Checks if the word is correct.

>>> dictionary.lookup('spylls')
False
>>> dictionary.lookup('spells')
True
Parameters:

word (str) – Word to check

Return type:

bool

def lookup(self, word: str) -> bool:
    """
    Checks if the word is correct.

    ::

        >>> dictionary.lookup('spylls')
        False
        >>> dictionary.lookup('spells')
        True

    Args:
        word: Word to check
    """

    return self.lookuper(word)
suggest(word)[source]

Suggests corrections for the misspelled word (in order of probability/similarity, best suggestions first), returns lazy generator of suggestions.

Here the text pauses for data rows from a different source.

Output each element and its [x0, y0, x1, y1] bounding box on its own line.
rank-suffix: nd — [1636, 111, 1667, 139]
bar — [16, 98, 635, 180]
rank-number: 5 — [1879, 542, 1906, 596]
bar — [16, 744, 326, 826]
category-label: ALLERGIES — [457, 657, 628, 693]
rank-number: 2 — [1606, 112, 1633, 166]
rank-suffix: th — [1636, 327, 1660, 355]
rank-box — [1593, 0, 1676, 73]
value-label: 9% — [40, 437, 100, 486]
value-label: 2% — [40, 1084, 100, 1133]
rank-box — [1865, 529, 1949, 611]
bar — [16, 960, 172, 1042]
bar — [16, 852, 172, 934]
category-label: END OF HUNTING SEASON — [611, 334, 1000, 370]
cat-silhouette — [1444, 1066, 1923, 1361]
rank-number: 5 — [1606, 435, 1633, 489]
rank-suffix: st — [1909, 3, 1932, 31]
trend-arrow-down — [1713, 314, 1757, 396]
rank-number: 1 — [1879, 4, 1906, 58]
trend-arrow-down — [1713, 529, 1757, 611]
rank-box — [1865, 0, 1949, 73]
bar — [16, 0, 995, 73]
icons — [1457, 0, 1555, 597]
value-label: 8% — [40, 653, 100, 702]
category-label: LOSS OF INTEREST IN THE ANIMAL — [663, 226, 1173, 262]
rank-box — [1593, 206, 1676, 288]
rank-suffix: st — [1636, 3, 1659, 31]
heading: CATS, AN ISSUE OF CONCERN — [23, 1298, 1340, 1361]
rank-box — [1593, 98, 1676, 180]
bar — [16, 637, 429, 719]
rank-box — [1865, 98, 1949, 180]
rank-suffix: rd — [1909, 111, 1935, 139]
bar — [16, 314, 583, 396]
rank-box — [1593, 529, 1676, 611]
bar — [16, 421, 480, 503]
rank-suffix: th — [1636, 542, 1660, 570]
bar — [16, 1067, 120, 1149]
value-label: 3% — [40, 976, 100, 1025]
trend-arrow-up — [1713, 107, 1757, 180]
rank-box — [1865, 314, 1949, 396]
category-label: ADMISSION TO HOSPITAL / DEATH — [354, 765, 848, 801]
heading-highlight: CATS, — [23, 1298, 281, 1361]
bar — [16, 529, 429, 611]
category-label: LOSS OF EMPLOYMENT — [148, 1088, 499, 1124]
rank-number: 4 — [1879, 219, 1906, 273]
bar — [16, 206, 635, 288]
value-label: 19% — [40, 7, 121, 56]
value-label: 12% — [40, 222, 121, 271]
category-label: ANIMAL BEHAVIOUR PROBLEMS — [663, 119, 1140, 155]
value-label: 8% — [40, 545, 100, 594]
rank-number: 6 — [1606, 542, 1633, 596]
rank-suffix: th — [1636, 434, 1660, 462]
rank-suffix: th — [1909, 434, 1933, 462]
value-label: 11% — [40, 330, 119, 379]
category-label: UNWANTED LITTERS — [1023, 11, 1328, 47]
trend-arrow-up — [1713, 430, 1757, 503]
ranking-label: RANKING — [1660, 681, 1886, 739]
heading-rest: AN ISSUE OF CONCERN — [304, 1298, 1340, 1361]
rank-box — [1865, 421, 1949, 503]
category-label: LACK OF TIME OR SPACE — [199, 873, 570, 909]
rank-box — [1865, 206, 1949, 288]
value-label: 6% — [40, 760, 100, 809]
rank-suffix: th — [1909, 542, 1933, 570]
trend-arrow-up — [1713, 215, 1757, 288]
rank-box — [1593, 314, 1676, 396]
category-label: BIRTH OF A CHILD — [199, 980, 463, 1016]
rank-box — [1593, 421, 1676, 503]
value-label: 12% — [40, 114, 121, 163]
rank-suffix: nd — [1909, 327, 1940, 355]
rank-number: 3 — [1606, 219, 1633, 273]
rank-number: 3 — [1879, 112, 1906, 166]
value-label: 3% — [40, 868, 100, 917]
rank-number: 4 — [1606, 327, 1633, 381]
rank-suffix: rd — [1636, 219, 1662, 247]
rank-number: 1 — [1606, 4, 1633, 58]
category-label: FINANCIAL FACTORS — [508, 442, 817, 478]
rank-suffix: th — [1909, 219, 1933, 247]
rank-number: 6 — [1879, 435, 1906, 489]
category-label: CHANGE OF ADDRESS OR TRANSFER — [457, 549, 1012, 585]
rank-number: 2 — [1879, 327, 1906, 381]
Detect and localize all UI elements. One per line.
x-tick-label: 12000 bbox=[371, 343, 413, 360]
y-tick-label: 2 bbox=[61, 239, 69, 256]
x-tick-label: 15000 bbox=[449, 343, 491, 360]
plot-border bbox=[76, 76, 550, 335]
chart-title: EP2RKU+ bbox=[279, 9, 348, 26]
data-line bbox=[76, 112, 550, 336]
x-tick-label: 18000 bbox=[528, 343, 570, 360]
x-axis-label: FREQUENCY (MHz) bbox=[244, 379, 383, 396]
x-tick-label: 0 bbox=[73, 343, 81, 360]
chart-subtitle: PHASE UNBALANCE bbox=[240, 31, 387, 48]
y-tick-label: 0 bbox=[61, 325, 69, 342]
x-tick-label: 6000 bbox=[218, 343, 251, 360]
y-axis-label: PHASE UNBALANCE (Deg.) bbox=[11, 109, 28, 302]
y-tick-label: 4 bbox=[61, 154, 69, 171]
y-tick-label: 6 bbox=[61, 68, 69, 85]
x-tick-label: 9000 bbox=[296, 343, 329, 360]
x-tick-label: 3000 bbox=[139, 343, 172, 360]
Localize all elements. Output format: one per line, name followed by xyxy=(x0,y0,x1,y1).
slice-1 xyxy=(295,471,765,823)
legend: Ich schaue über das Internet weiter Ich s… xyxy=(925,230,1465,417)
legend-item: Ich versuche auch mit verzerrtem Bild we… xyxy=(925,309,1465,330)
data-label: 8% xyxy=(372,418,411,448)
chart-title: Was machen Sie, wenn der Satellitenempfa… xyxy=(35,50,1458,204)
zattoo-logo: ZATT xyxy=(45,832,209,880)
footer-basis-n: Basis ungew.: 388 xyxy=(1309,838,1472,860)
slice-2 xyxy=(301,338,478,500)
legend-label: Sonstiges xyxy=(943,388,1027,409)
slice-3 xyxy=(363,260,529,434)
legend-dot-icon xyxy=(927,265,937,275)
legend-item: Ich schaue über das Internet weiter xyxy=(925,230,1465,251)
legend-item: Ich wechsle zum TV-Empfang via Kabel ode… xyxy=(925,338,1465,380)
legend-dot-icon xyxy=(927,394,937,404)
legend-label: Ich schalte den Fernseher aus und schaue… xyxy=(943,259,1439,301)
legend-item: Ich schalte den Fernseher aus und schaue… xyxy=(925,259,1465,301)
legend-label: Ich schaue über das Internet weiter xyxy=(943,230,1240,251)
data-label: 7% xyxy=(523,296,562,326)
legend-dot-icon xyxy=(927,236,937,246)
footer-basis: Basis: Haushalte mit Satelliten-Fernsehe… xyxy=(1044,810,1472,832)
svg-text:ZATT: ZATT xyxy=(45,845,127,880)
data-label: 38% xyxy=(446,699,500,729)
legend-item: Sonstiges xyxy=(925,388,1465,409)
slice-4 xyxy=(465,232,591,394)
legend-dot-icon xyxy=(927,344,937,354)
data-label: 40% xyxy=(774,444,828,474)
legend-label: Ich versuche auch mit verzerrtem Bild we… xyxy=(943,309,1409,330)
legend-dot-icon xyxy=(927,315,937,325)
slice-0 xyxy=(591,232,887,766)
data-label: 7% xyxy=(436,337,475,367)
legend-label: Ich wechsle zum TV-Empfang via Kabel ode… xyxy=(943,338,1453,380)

>>> suggestions = dictionary.suggest('spylls')
<generator object Dictionary.suggest at 0x7f5c63e4a2d0>

>>> for suggestion in dictionary.suggest('spylls'):
...    print(sugestion)
spells
spills
Parameters:

word (str) – Misspelled word

Return type:

Iterator[str]

def suggest(self, word: str) -> Iterator[str]:
    """
    Suggests corrections for the misspelled word (in order of probability/similarity, best
    suggestions first), returns lazy generator of suggestions.

    ::

        >>> suggestions = dictionary.suggest('spylls')
        <generator object Dictionary.suggest at 0x7f5c63e4a2d0>

        >>> for suggestion in dictionary.suggest('spylls'):
        ...    print(sugestion)
        spells
        spills

    Args:
        word: Misspelled word
    """

    yield from self.suggester(word)

Data objects

aff: data.aff.Aff

Contents of *.aff

dic: data.dic.Dic

Contents of *.dic

Algorithms

lookuper: lookup.Lookup

Instance of Lookup, can be used for experimenting, see algo.lookup.

suggester: suggest.Suggest

Instance of Suggest, can be used for experimenting, see algo.suggest.